Todo dependía de la Anciana Azul, la última hembra de Petroica traversi, una especie de ave de Nueva Zelanda de la que, para 1980, quedaban solo cinco individuos. Las petroicas estaban por desaparecer, y los conservacionistas le apostaron todo a una idea desesperada. Habiendo notado que la Anciana Azul empujaba algunos huevos a las orillas del nido, decidieron acercarlos al centro para que recibieran más calor y lograran eclosionar. La operación fue un éxito y para 2022 se contabilizaban alrededor de 300 ejemplares: el ave se había salvado. O eso creímos.
Los huevos en las orillas no eran viables, las petroicas los alejaban por una razón: acercarlos al centro provocaba nacimientos de individuos que reproducían anomalías. Además, las nuevas poblaciones de petroicas que fueron reubicadas exceden hoy en día el potencial de su hábitat, y el limitado número de sus últimos progenitores produce riesgos endogámicos. Podría parecer que la petroica sobrevivió, pero también podemos pensar que se trata de una nueva especie, domesticada e inadaptada a su nuevo entorno, cuya destrucción, causada un siglo antes por la introducción de ratas y gatos, no fue reparada.

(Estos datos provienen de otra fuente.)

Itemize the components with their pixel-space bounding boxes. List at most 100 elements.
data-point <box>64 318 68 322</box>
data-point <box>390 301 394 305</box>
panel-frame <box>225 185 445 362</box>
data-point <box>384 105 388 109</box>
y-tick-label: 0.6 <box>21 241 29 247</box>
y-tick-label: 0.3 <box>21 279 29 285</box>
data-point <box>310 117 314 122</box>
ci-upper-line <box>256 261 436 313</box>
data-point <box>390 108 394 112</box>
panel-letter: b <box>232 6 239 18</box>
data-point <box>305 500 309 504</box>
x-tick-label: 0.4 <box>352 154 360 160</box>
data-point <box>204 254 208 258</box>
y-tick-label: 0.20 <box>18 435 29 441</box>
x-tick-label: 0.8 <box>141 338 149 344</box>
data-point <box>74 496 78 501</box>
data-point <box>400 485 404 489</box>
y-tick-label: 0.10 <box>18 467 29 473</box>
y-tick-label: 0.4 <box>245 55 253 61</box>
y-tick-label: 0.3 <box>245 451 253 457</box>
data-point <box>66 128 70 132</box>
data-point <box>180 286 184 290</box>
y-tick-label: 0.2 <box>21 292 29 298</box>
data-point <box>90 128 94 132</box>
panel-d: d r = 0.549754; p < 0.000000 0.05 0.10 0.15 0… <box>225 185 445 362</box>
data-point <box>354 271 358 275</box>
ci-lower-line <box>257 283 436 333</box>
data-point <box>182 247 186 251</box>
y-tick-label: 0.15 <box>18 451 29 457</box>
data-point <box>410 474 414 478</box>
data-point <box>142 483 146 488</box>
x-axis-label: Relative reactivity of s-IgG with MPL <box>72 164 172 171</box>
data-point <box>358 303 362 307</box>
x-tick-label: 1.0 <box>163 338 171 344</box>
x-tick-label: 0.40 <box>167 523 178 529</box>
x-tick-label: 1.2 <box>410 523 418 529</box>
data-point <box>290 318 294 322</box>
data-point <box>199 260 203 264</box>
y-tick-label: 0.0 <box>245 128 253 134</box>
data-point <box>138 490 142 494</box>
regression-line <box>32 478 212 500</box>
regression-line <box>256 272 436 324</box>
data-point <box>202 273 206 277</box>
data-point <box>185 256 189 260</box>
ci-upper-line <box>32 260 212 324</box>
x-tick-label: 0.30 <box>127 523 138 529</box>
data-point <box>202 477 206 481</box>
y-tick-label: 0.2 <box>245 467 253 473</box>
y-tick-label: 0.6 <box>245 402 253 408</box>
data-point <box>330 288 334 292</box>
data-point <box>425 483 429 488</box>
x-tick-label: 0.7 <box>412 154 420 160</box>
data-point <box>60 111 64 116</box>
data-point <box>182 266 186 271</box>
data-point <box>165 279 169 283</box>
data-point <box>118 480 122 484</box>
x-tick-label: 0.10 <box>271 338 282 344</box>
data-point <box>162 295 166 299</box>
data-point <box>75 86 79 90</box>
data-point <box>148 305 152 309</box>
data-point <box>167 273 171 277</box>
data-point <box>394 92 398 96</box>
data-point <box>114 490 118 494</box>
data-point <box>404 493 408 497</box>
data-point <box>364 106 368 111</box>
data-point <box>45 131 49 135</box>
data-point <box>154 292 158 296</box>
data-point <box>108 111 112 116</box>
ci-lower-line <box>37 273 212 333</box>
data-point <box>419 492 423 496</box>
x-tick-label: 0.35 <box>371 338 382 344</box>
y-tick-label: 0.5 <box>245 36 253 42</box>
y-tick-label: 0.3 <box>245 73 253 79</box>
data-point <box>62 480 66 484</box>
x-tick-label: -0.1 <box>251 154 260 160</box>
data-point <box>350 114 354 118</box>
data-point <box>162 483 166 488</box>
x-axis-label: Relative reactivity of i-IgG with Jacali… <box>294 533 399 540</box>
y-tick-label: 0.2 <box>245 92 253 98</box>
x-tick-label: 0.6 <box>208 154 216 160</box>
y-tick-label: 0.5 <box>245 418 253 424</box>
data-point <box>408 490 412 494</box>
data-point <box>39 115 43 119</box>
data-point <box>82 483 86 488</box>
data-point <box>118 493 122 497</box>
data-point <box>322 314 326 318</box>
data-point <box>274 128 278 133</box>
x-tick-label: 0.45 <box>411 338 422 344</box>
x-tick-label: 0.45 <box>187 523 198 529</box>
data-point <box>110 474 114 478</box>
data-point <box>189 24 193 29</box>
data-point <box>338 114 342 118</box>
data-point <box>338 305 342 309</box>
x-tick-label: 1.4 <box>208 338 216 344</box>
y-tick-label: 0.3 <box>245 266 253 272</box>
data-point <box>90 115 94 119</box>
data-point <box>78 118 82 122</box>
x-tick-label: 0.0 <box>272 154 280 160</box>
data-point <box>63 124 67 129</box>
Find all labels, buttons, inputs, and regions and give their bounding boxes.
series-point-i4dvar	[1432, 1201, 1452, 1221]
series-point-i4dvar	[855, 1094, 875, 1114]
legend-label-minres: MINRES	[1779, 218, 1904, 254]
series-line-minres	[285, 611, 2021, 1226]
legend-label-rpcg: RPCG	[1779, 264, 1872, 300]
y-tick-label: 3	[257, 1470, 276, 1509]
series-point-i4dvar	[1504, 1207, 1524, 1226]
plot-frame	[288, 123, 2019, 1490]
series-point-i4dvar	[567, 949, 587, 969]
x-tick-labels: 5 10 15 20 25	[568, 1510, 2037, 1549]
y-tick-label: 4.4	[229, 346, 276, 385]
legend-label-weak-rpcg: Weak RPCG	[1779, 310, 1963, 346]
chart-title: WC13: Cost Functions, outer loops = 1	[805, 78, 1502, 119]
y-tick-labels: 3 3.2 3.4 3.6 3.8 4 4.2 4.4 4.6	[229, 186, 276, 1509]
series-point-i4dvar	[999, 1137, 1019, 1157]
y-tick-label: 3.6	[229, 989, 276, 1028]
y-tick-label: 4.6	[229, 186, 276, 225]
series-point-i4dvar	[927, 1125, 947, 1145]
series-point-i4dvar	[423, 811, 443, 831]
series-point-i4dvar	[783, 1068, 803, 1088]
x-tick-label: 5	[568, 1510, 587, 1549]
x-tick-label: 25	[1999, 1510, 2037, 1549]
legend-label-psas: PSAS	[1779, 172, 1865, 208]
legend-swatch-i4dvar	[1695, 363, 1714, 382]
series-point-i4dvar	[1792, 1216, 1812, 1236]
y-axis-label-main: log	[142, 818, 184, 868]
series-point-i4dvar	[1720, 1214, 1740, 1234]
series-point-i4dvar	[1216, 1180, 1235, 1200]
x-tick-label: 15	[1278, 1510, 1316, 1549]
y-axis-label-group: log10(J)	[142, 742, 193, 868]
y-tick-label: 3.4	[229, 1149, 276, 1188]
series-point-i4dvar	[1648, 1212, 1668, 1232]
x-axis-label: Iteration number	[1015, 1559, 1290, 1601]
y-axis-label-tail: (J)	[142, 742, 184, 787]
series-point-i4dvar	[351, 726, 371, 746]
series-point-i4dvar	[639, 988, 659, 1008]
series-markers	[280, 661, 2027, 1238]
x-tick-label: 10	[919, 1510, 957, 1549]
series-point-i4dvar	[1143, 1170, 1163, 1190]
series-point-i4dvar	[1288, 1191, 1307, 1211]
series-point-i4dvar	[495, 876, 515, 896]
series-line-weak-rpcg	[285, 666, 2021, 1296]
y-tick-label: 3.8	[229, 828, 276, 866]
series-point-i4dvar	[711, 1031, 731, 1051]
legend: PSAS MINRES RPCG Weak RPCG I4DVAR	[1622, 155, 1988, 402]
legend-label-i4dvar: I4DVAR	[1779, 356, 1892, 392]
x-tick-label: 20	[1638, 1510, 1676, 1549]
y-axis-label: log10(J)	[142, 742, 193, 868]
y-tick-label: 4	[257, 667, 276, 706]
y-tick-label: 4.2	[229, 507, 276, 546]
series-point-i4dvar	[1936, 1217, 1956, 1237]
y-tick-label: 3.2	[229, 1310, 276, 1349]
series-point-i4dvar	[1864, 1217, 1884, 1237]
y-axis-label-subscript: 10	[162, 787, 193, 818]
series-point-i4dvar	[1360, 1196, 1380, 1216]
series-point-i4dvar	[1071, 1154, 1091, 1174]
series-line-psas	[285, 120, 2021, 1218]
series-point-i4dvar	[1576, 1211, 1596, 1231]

Elegí este caso como analogía para ejemplificar la tesis del libro Los peligros de las medidas que los economistas aconsejan a los políticos, donde el economista y premio Nobel Daron Acemoglu plantea la necesidad de incluir en los modelos económicos las consecuencias de las reformas económicas en los equilibrios políticos. Aquello que para la teoría es una distorsión del mercado (desde los sindicatos y el salario mínimo hasta el proteccionismo arancelario), para una sociedad puede significar el mantenimiento de un estado normal de las cosas que, al ser modificado, pone en peligro las coaliciones políticas que lo sustentan.
Aunque en México contamos con una larga tradición de escepticismo frente a las recetas económicas, aún es común insistir en la ortodoxia de los libros de texto como vía comprobada, científica y “objetiva” para analizar y juzgar las acciones de los gobiernos en materia económica. Los números no mienten, nos dicen, mientras reprueban los procedimientos que a todas luces “obedecen más a ideologías que a la evidencia”. Pero la ideología debe ser considerada a la hora de hacer los números, porque lo que vivimos en la realidad se parece más a los ecosistemas que a las fórmulas matemáticas, donde las emociones, las promesas y los acuerdos pesan tanto como las tasas de interés o la deuda pública, y donde cambiar una cosa modifica la otra.
Estudios como el de Acemoglu demuestran —recapitulando una historia bien conocida— que no basta con desactivar o corregir las ineficiencias en los mercados porque éstas constituyen la inextricable interdependencia de la economía y la política local. El libro de Acemoglu está construido de casos en que los gobiernos fallaron por haber “hecho lo correcto”, la mayoría en países de África o Latinoamérica, donde hemos llegado a interiorizar la mentalidad de quienes experimentan con nosotros. Una verdadera solución económica es sistémica y humana, requiere de la colaboración democrática entre sectores y una conversación que, más allá de apelar al “sentido común”, debe aspirar a un sentido en común que interpele los sentimientos de la nación. Si acaso es verdad que la economía es demasiado importante como para dejársela a los economistas, lo mismo es cierto para la política. No perdamos el bosque por los árboles, corregir las causas de los problemas es tan importante como aminorar los síntomas.